Challenge 3: Cross-campus collaboration is not in the DNA of the university. Entrepreneurship is a cross-functional activity and cuts across many departments in a university. Often each department that gets involved in entrepreneurship wants direct and immediate benefits from its efforts. Departments and centers each chase the same donors, are architected as individual silos, and lack a tradition of rewarding interdisciplinary work. Finally, members of different department efforts are regularly compared in a winner-take-all fashion.
The solution is to pick your rival intelligently. Focus the campus and supporters on the real competition, which is a competing university, not the department across the street.

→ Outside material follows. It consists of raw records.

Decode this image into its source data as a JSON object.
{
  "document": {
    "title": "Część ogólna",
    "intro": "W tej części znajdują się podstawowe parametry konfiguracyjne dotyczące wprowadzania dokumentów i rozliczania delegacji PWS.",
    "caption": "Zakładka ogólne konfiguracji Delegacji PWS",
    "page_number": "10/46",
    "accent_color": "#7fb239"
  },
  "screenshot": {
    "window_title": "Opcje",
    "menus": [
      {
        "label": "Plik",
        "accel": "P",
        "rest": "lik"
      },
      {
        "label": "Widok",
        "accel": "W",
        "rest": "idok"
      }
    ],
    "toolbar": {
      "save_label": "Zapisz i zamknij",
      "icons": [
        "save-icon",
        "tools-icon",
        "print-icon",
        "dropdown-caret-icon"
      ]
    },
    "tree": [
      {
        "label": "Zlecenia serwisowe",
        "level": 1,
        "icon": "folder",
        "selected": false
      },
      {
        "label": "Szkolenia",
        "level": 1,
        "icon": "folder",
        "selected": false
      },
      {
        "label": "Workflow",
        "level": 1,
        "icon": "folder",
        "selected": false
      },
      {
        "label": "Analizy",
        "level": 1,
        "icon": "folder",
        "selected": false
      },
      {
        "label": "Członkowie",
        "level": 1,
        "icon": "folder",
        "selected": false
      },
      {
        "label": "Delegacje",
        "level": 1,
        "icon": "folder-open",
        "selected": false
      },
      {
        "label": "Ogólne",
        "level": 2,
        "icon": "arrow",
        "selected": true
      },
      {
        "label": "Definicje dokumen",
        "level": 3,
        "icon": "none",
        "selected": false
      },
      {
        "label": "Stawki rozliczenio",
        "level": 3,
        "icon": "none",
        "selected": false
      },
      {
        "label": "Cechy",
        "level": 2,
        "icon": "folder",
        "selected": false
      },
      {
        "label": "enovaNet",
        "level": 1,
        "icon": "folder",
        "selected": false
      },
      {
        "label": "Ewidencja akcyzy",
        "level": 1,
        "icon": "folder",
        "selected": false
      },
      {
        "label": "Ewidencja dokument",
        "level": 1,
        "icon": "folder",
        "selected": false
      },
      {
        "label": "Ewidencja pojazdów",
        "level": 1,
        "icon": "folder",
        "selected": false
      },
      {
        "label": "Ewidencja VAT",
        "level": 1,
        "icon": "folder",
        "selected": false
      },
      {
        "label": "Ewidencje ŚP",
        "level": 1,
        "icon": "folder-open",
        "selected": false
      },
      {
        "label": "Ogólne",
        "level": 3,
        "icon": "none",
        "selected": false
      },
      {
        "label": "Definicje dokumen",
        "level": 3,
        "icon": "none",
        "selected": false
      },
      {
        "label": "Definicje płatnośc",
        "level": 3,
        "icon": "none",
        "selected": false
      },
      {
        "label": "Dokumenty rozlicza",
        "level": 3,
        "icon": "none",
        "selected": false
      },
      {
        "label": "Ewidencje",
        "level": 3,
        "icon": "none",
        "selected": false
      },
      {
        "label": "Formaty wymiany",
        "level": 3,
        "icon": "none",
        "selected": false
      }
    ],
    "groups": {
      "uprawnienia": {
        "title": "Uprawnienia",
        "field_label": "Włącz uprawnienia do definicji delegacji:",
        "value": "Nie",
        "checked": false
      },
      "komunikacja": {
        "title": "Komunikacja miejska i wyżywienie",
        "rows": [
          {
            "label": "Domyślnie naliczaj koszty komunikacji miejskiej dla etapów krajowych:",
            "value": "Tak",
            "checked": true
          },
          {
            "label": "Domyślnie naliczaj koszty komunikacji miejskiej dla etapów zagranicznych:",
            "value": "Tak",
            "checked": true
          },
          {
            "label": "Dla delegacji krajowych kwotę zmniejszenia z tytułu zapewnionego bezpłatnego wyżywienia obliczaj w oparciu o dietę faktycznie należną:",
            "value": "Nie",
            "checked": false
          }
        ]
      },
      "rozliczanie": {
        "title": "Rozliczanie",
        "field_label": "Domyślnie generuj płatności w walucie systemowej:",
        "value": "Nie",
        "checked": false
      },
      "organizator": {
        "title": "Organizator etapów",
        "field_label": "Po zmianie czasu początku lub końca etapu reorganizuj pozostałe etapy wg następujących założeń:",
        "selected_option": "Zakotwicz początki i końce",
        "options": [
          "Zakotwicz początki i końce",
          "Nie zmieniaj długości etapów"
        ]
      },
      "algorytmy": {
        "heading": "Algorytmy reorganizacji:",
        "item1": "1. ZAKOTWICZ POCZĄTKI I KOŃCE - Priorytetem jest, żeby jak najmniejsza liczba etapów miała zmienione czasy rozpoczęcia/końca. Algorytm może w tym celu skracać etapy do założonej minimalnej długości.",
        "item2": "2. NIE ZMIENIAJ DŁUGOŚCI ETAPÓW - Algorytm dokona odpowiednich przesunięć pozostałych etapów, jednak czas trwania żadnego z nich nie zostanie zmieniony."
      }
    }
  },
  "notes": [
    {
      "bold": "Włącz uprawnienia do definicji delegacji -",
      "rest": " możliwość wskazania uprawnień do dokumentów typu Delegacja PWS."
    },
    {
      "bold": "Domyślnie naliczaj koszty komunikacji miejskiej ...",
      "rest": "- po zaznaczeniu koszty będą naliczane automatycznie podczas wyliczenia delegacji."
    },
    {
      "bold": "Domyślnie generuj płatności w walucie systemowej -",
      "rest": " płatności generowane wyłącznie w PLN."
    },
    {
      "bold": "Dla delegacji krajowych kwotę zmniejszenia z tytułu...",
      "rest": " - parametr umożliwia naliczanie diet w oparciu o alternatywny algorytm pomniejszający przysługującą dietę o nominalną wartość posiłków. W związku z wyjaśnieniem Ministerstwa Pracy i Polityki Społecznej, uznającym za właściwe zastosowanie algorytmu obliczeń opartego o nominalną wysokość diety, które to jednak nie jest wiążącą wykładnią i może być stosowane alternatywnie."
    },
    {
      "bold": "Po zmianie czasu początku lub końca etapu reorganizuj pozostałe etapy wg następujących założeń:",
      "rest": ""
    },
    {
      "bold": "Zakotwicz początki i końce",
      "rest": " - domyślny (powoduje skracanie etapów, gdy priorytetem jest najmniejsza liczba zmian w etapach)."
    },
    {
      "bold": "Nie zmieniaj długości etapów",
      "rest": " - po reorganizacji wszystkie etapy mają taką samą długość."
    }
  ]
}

At CU Boulder, I highlight that the real competition is the University of Texas (and Austin), the University of Washington (and Seattle), Duke and the University of North Carolina (and Research Triangle Park), and leading universities in startup communities in India, China, Brazil, and elsewhere.
Furthermore, leaders on campus should identify common projects to work on that span the campus. This nurtures trust, opens lines of communication, and sends an important signal of collaboration to the community. For example, half a dozen organizations at CU Boulder jointly built and run a cross-campus entrepreneurship championship series, titled the CU New Venture Challenge. One of our objectives is to collapse the campus and assemble wide numbers of individuals that rarely connect in other contexts. Campus efforts to catalyze entrepreneurship, like the startups they seek to promote, involve significant risk of failure.
When they fail, this should be accepted and not punished. When they succeed, although there is rarely the equity upside for the campus participants that accompany startup success, the experience built in the context of the university is powerful. Connecting a university to a startup community prepares students to perform valuable roles in growing industries and, in turn, the community benefits from a university that provides talent, opens its doors, and fosters an environment that celebrates the startup.